Sie erinnerten an das im Koalitionsvertrag verankerte Ziel der rot-grünen Landesregierung, Kinderarmut zu bekämpfen und zu verhindern. Der jetzt vom Kabinett beschlossene Wegfall des Landeserziehungsgeldes könne nicht das letzte Wort bleiben.
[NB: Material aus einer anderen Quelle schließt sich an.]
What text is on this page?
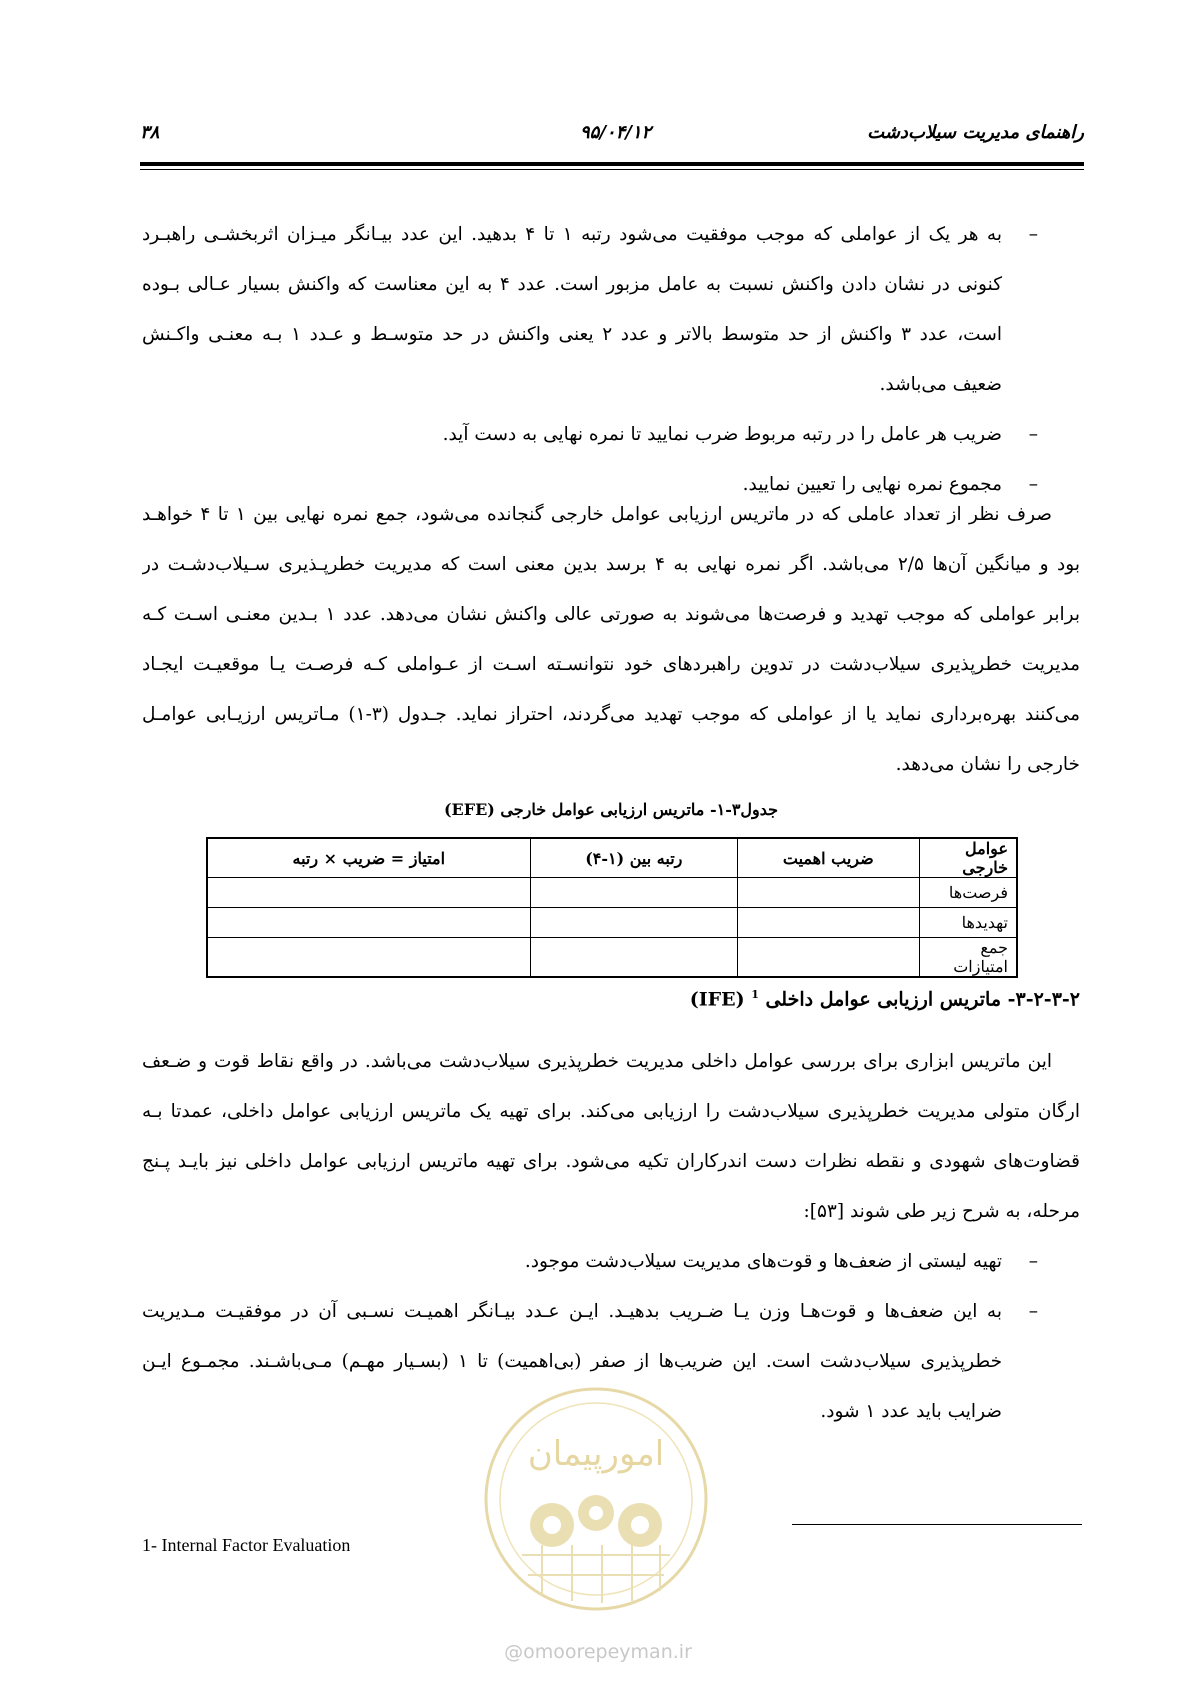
۳۸	۹۵/۰۴/۱۲	راهنمای مدیریت سیلاب‌دشت
–
به هر یک از عواملی که موجب موفقیت می‌شود رتبه ۱ تا ۴ بدهید. این عدد بیـانگر میـزان اثربخشـی راهبـرد
کنونی در نشان دادن واکنش نسبت به عامل مزبور است. عدد ۴ به این معناست که واکنش بسیار عـالی بـوده
است، عدد ۳ واکنش از حد متوسط بالاتر و عدد ۲ یعنی واکنش در حد متوسـط و عـدد ۱ بـه معنـی واکـنش
ضعیف می‌باشد.
–
ضریب هر عامل را در رتبه مربوط ضرب نمایید تا نمره نهایی به دست آید.
–
مجموع نمره نهایی را تعیین نمایید.
صرف نظر از تعداد عاملی که در ماتریس ارزیابی عوامل خارجی گنجانده می‌شود، جمع نمره نهایی بین ۱ تا ۴ خواهـد
بود و میانگین آن‌ها ۲/۵ می‌باشد. اگر نمره نهایی به ۴ برسد بدین معنی است که مدیریت خطرپـذیری سـیلاب‌دشـت در
برابر عواملی که موجب تهدید و فرصت‌ها می‌شوند به صورتی عالی واکنش نشان می‌دهد. عدد ۱ بـدین معنـی اسـت کـه
مدیریت خطرپذیری سیلاب‌دشت در تدوین راهبردهای خود نتوانسـته اسـت از عـواملی کـه فرصـت یـا موقعیـت ایجـاد
می‌کنند بهره‌برداری نماید یا از عواملی که موجب تهدید می‌گردند، احتراز نماید. جـدول (۳-۱) مـاتریس ارزیـابی عوامـل
خارجی را نشان می‌دهد.
جدول۳-۱- ماتریس ارزیابی عوامل خارجی (EFE)
عوامل خارجی	ضریب اهمیت	رتبه بین (۱-۴)	امتیاز = ضریب × رتبه
فرصت‌ها			
تهدیدها			
جمع امتیازات			
۳-۲-۳-۲- ماتریس ارزیابی عوامل داخلی $^1$ (IFE)
این ماتریس ابزاری برای بررسی عوامل داخلی مدیریت خطرپذیری سیلاب‌دشت می‌باشد. در واقع نقاط قوت و ضـعف
ارگان متولی مدیریت خطرپذیری سیلاب‌دشت را ارزیابی می‌کند. برای تهیه یک ماتریس ارزیابی عوامل داخلی، عمدتا بـه
قضاوت‌های شهودی و نقطه نظرات دست اندرکاران تکیه می‌شود. برای تهیه ماتریس ارزیابی عوامل داخلی نیز بایـد پـنج
مرحله، به شرح زیر طی شوند [۵۳]:
–
تهیه لیستی از ضعف‌ها و قوت‌های مدیریت سیلاب‌دشت موجود.
–
به این ضعف‌ها و قوت‌هـا وزن یـا ضـریب بدهیـد. ایـن عـدد بیـانگر اهمیـت نسـبی آن در موفقیـت مـدیریت
خطرپذیری سیلاب‌دشت است. این ضریب‌ها از صفر (بی‌اهمیت) تا ۱ (بسـیار مهـم) مـی‌باشـند. مجمـوع ایـن
ضرایب باید عدد ۱ شود.
امورپیمان
1- Internal Factor Evaluation
@omoorepeyman.ir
Neben besseren Bildungschancen und einer ausreichenden Kindertagesbetreuung sei auch ein effizienteres Familienfördersystem nötig, so die Ordinariatsräte. Diese Aufgaben, die Teilhabe armer Familien in der Gesellschaft gewährleisten sollen, könnten nicht allein dem Bund überlassen werden. Das Land habe die Pflicht, seinen Beitrag zu leisten für eine sozial gerechte und solidarische Gesellschaft. Besonders hart betroffen vom Wegfall des Landeserziehungsgeldes sind Stetter-Karp und Drumm zufolge allein erziehende Frauen, Menschen mit Migrationshintergrund und erwerbslose Menschen. Unter immer größeren Belastungen litten aber auch soziale Initiativen im Engagement für hilfebedürftige Menschen. Sie hingen angesichts zerbrechlicher finanzieller Rahmenbedingungen immer wieder und zunehmend von kirchlichen Mitteln ab.